China media: Legislative reforms
Media in China are discussing proposed legislative reforms that aim to make it easier for citizens to sue the government, as well as reforms to the one-child policy.
The Standing Committee of the National People's Congress (NPC), China's parliament, is expected to discuss various reforms during its bi-monthly session this week from Monday to Saturday.
A proposed bill that will make it easier for citizens to take the government to court has captured the media's attention.
The bill will also ensure that hearings and the enforcement of verdicts favour citizens.
The Administrative Procedure Law, which covers such lawsuits, was enacted in 1990.
However, the reluctance of courts to accept lawsuits against the government and to pass a fair verdict has forced millions of people to resort to petitioning the higher authorities, risking detention or being sent to a labour camp.
The Beijing Youth Daily says the NPC's move is "long overdue" since few people succeed in bringing their cases to court and less than 10% of plaintiffs have won cases in the last 23 years.
"The common sight of people being unable to obtain a fair trial in 'civil lawsuits against the government' has seriously harmed social justice and created a large number of social problems," notes The Beijing News.
According to the Southern Metropolis Daily, the proposed draft amendments tabled for discussion stipulate that courts must give reasons for rejecting a lawsuit, and must file a lawsuit within seven days after accepting a claim.
Meanwhile, the NPC Standing Committee will also discuss two bills proposed by the State Council, China's cabinet, on abolishing the penal labour camp system and further easing the one-child policy.
The NPC is expected to back government plans to allow couples to have two children if either parent is an only child.
Previously, a husband and wife both had to be single children to be eligible to have a second child.
The new plan is expected to roll out in some provinces of China in the first quarter of 2014.
Vaccine safety concerns
In other news, the Communist Party on Monday launched a Marxist education campaign across all sectors of society from primary schools, universities and businesses to the media and the internet to promote "core socialist values", Xinhua news agency reports.
A front-page editorial on the party's mouthpiece, the People's Daily, says the 24 values include democracy, the rule of law, social harmony, civility and patriotism. They are divided into three groups known as the "three advocates".
The party also wants more citizens to promote the spirit of Lei Feng, a communist propaganda icon from the 1960s who devoted almost all of his spare time and money to selflessly helping the needy.

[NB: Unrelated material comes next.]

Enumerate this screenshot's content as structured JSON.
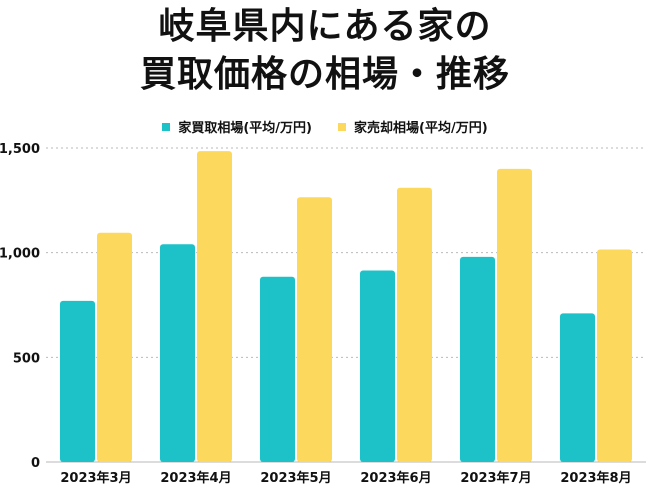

The circular also calls for the national flag to be displayed and the national anthem played and sung on major occasions. It supports the development of "red" tourism in the Communist Party's former revolutionary bases.
Since a ban on feasting at public expense in restaurants was enforced, the notice says some officials are turning historic buildings, parks and other public resources into private clubs for secret feasting and entertainment.
It says senior cadres have even been engaging in "power-for-money or power-for-sex deals" in such clubs.
Despite the party's ongoing austerity drive, the Beijing Youth Daily published a photo on its front cover yesterday of a lavish multi-million dollar office building in Mentougou, a rural district of Beijing, with onion-shaped golden domes similar to the Kremlin domes in Moscow.
Meanwhile, the Oriental Morning Post, Southern Metropolis Daily and other media are calling for stricter safety checks on vaccine makers amid a public scare over the recent deaths of seven infants who were inoculated with a hepatitis B vaccine in the provinces of Guangdong, Hunan and Sichuan.
The producer of the vaccine, Shenzhen-based firm BioKangtai, insists that it complied with safety checks. However, use of the vaccine has been halted while the Health Ministry investigates the company's products and the deaths.
Many Chinese are sceptical about the government's safety assurances due to numerous cover-ups in the past such as an outbreak of the Sars virus in 2002.